军官脸上带着一道疤,眼神凶狠,正是负责此次发配的户营小旗。
赵六搀着姜凡,挤进光棍堆里,立刻引来一阵低低的嗤笑和议论。
“啧,这软蛋也来了?他还没死呐?”
“是来领婆娘给这废物收尸的吧?”
“。。。。。。”
嘲笑声不断挑动着姜凡的神经,他深吸了一口气,目露寒光。
打得一拳开,免得百拳来。
“今天开始,姜凡不会再被欺凌了。”
不顾身体的虚弱,姜凡挣脱了赵六的搀扶,奋力扑向最近的讥讽者。
始料未及之下,那人竟然真的被瘦弱的姜凡扑倒!
他还没反应过来,就被姜凡一口咬住了耳朵。
“啊啊啊!松口!我的耳朵!”
惨烈的尖叫把周遭围观之人都吓退了一步,方才的讥讽不见,个个噤若寒蝉。
“肃静!”
旗官见动静不小,大声喝住众人。
姜凡这才起身,吐掉了口中的鲜血与碎肉,脸上煞气未消,只留地上那人疼得满地打滚。
见场中的彻底安静,旗官才从怀中取出一叠字据,在众人面前展开。
“规矩都懂!领了人,画押!一个月后,自行到户营军伍报到入伍!逾期不至,以逃兵论处,格杀勿论!”
“谁第一个先来?!”
格杀勿论四个大字,冰冷刺骨。
所有光棍都吓得缩了缩脖子,下意识地移开了视线,不敢做那只出头鸟。
一片寂静中,只挤出个瘦弱人影。
赵六惊诧地看着那一瘸一拐的坚定背影。
“我来。

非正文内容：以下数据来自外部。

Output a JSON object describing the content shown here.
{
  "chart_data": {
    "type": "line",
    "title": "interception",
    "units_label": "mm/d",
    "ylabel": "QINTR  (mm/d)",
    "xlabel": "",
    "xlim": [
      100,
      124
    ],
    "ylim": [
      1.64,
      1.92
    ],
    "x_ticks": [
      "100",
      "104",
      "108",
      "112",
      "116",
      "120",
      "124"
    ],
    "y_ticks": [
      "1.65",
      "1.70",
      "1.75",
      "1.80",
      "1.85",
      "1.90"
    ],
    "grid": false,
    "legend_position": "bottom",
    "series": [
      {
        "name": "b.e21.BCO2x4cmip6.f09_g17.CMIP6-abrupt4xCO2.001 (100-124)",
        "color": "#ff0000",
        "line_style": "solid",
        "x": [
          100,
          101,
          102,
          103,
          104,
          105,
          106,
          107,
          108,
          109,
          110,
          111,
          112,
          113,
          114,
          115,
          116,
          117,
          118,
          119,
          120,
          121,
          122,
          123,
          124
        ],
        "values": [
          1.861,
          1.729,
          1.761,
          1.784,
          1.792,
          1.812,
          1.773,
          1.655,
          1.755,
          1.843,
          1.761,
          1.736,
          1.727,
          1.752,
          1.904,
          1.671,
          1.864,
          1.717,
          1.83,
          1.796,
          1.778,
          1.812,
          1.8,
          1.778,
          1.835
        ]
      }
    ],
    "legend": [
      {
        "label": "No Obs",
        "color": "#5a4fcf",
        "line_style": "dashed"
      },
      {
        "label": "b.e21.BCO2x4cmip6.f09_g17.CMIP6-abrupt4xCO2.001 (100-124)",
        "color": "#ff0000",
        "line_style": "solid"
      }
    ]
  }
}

”
姜凡上前抓住了旗官手中的字据。
那旗官看来人瘦骨嶙峋,并不松手,反而嗤笑起来。
“怎么?连个快死的饿鬼也想留后?”
“你要是月中死了,逾期不至,老子也得吃瓜落!”
恶劣的态度不能吓退姜凡,他只是平静地看着旗官的双目。
“一个月后,我会到场。”
二者对视中,旗官的气势竟然落入下风。
那神色不见喜怒,没有麻木,唯有古井不波,他只在将军身上瞥见过。